There are a lot of things we can do that we shouldn't. Cloning come to mind. I'm not particuarly gung-ho on science. And I think the worldview of most of the scientific community is wrong. That doesn't mean that the creation is bad and that exploring it and using it can't be for the glory of God.

I could even suggest that we have an obligation to explore it for the glory of God.

Posted by: David Holford at July 17, 2003 02:42 PM

I answer yes to all the things you say. Science that lets us live to 100 only allows the majority of us to spend our youth in idleness and TV indoctrination, and our old age in an increasingly drug-based pseudo-life. At both ends (and in the middle) we pretend death isn't real.

As to being monastic, the church pretty much teaches that, saying even marriage is a form of monasticism. All of us are, to one degree or another monastic - each with our cross to bear daily. That's why we are called to live life in that joyful sorrow. Not to get distracted by the world system and all of its gee-gaws and doodads.
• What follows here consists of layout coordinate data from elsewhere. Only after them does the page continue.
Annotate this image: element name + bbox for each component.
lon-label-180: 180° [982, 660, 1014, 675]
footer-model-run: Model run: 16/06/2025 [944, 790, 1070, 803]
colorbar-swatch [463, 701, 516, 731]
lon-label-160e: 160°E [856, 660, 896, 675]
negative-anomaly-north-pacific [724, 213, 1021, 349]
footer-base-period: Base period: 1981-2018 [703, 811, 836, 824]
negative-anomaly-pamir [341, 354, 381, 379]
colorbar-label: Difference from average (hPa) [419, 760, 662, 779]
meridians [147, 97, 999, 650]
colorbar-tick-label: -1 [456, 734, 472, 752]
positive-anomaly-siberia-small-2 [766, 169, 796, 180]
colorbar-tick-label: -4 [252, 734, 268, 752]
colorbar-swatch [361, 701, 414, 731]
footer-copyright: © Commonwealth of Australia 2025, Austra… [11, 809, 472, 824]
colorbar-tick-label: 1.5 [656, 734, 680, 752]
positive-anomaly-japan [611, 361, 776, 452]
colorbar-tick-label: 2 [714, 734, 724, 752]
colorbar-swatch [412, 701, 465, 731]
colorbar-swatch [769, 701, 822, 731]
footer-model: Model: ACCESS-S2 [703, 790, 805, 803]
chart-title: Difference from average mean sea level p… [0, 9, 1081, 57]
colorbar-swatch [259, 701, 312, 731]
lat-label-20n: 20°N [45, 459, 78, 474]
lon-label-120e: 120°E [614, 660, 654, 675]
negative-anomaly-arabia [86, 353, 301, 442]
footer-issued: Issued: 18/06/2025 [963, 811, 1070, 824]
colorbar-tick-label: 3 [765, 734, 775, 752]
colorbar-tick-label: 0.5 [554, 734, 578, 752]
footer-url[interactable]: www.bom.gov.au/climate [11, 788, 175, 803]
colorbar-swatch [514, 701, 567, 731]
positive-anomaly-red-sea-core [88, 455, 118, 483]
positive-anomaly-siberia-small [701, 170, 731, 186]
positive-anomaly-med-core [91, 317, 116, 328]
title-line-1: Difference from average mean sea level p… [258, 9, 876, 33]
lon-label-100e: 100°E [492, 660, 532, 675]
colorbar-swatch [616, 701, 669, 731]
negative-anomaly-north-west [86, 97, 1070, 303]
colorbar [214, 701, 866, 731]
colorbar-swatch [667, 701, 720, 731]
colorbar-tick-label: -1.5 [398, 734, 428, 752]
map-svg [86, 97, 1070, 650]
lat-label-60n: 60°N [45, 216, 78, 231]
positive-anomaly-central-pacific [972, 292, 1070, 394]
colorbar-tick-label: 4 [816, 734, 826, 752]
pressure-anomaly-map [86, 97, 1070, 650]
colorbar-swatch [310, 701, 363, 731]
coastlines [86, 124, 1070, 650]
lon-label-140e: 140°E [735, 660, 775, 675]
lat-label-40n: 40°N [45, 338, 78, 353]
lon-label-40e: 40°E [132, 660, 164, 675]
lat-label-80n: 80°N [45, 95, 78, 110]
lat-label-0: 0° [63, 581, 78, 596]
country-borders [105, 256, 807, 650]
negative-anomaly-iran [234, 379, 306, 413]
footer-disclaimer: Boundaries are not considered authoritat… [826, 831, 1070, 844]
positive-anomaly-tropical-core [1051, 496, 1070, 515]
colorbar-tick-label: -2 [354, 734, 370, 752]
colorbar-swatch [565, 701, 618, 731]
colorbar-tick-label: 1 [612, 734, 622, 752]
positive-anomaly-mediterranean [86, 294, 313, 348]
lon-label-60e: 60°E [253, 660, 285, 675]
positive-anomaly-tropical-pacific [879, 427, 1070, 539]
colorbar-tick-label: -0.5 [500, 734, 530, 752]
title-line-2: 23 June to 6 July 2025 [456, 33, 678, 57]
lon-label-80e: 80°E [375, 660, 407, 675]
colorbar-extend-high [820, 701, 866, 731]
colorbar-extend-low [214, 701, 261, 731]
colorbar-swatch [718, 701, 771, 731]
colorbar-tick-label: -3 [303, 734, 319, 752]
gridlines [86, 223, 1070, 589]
Yes, creation is wonderful, but when it distracts us, we're in trouble. But I'd love to hear a council have talked about "exploring for the glory of God" :-)

Of course all of this begs the question of what any of this has to do with a gov't flying a rocket off into space. To which I answer nothing at all, it's all about the individual Chrisitian. But you know how I feel about Christians playing in gov't in these increasingly unChristian (if not anti-Christian) days.